Concluding this essay, the concept of medicalization started with the medical dominance which involved the increase of medicine’s influence and labelling over things regarded as ‘normal’ life events and experiences. However in recent time, this view of a submissive lay populace, in thrall to expansionist medicine, has been challenged. As a consequence, as we enter a post-modern era, with increased concerns over risk and a decline in the trust of expert authority, many sociologists argue “that the modern day ‘consumer’ of healthcare plays an active role in bringing about or resisting medicalization”. Furthermore “Such participation…can be problematic as healthcare consumers become increasingly aware of the risks and uncertainty surrounding many medical choices”. Moreover “the emergence of the modern day consumer not only raises questions about the notion of medicalisation as a uni-dimensional concept, but also requires consideration of the specific social contexts in which medicalisation occurs” (Ballard and Elston 2005). In addition they suggest that as we enter a post-modern era, conceptualizing medicalisation as a uni-dimensional or as the result of medical dominance primarily is insufficient.

Medicalization has been referred to as “the processes by which social phenomena come to be perceived and treated as illnesses” (Ballard and Elston 2005). It is the process in by issues and experiences that have previously been accounted for in religious, moral, or social contexts then become defined as the subject of scientific medical knowledge.

The idea itself questions the belief that physical conditions themselves constitute an illness. It argues that the classification and identification of diseases is socially constructed and. It has been suggested that medicine is seen as being instilled with subjective assumptions of the society in which it developed. Moreover, it argues that the classification and identification of diseases is socially constructed and, along with the rest of science, is far from achieving the ideals of objectivity and neutrality. The medical thesis “has much to recommend…including the creation of new understanding of the social processes involved in the development and response to medical diagnosis and treatment” (Gabe et al. 2004: 62).

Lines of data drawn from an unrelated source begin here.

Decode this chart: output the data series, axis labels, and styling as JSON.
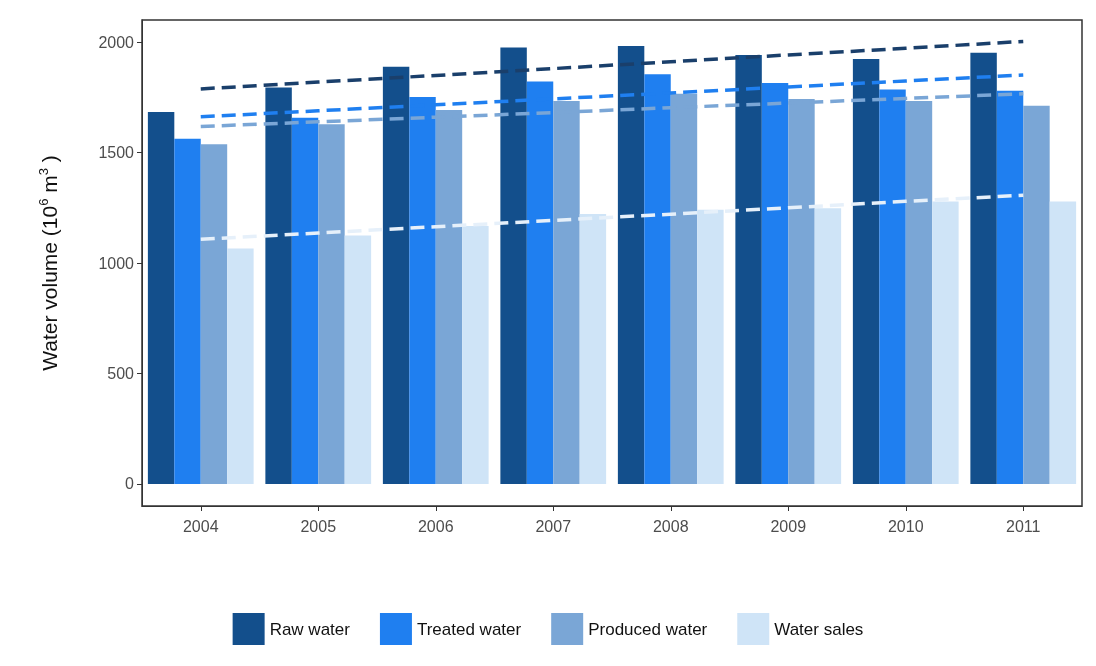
{
  "chart_data": {
    "type": "bar",
    "ylabel": "Water volume (10$^{6}$ m$^{3}$ )",
    "categories": [
      "2004",
      "2005",
      "2006",
      "2007",
      "2008",
      "2009",
      "2010",
      "2011"
    ],
    "series": [
      {
        "name": "Raw water",
        "color": "#134f8c",
        "values": [
          1683,
          1795,
          1888,
          1975,
          1982,
          1941,
          1923,
          1952
        ]
      },
      {
        "name": "Treated water",
        "color": "#1f7ff0",
        "values": [
          1562,
          1657,
          1752,
          1822,
          1854,
          1815,
          1785,
          1780
        ]
      },
      {
        "name": "Produced water",
        "color": "#7aa6d6",
        "values": [
          1537,
          1628,
          1693,
          1733,
          1766,
          1742,
          1733,
          1712
        ]
      },
      {
        "name": "Water sales",
        "color": "#cfe4f7",
        "values": [
          1066,
          1125,
          1168,
          1222,
          1241,
          1248,
          1278,
          1278
        ]
      },
      {
        "type": "line",
        "color": "#1a3f6b",
        "values": [
          1788,
          1819,
          1849,
          1880,
          1911,
          1942,
          1972,
          2003
        ],
        "line_style": "dashed",
        "marker": "none"
      },
      {
        "type": "line",
        "color": "#1f7ff0",
        "values": [
          1662,
          1689,
          1716,
          1743,
          1770,
          1797,
          1824,
          1851
        ],
        "line_style": "dashed",
        "marker": "none"
      },
      {
        "type": "line",
        "color": "#7aa6d6",
        "values": [
          1618,
          1639,
          1660,
          1681,
          1703,
          1724,
          1745,
          1766
        ],
        "line_style": "dashed",
        "marker": "none"
      },
      {
        "type": "line",
        "color": "#e6f0fa",
        "values": [
          1107,
          1136,
          1164,
          1193,
          1221,
          1250,
          1279,
          1307
        ],
        "line_style": "dashed",
        "marker": "none"
      }
    ],
    "ylim": [
      -100,
      2100
    ],
    "yticks": [
      0,
      500,
      1000,
      1500,
      2000
    ],
    "grid": false,
    "legend": "bottom"
  }
}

The concept is useful for understanding shifting ideas about health and illness in a sense that the “developments also contribute to the construction of new medical categories” labelling every day life experiences which one may go through as a medical issue.

It can be criticised because it enables a dependence on science, medicine and doctors and promoted consumerism. For instance it would have a proposed increase in pharmaceuticalisation without medicalization because medical profession would have by-passed. For example it would promote consumerism, and people would purchase drugs and medicines over the internet, or in pharmacies. This could be unsafe. Gabe at. Al noted that while there are criticisms to be made, “medicalization remains a useful concept for sociologists of health and illness” (Gabe et al 2004: 62).